Now that cases of the virus are starting to spread rapidly outside New York, Lebovits is trying to rally Orthodox communities around the country. He has already contacted people in Minnesota, Baltimore, Detroit, Montreal and other places to spread the world about the importance of plasma donation.
Lebovits, Serle and others have worked not only through Shabbat and the recent Passover holiday, but also through the kinds of life events that, in a normal world, would merit at least a moment’s pause.

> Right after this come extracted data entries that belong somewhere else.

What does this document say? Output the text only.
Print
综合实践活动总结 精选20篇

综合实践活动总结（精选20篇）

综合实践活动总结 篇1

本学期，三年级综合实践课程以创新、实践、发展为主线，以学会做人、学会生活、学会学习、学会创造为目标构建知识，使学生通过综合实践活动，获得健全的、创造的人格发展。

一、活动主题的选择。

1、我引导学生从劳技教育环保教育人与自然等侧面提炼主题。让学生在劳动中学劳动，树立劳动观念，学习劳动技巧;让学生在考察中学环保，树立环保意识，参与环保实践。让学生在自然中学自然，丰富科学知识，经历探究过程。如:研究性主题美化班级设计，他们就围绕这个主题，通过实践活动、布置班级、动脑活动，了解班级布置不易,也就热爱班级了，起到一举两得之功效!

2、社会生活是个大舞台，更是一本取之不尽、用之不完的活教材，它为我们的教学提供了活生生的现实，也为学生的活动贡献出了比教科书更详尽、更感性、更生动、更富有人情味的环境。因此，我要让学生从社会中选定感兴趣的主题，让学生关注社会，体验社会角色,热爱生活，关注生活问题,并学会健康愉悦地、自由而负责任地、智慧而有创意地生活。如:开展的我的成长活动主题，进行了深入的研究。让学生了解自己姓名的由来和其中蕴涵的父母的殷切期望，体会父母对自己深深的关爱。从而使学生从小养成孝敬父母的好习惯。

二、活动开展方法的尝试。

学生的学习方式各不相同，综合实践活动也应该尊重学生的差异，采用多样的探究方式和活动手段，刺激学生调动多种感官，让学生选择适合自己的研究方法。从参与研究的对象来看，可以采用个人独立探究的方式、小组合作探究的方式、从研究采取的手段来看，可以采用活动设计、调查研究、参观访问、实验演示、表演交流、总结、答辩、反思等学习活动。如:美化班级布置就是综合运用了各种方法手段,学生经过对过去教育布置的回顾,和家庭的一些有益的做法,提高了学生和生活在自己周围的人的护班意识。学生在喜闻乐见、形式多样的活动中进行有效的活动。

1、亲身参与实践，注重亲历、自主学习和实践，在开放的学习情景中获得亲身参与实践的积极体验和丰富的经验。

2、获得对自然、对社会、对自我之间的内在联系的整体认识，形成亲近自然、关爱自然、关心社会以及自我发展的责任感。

Serle said that two weeks ago he got on a conference call with Dr. Joyner, of the Mayo Clinic, 15 minutes after the birth of his daughter — at the urging of his wife.
Last week, on the last day of Passover, Lebovits’ brother Yitzchak died of cancer at 47. Since then, Lebovits has been working through the shivah mourning period.
“He personally asked, when I was with him the last time, that regardless of what happens to him, I should make sure to not stop this effort,” Lebovits said. The project has now been named for Lebovits’ brother.
When this is all over, Lebovits said, he’ll stop and grieve. But not yet.
“I don’t think I have the right to be selfish, when other peoples’ lives are at stake,” he said.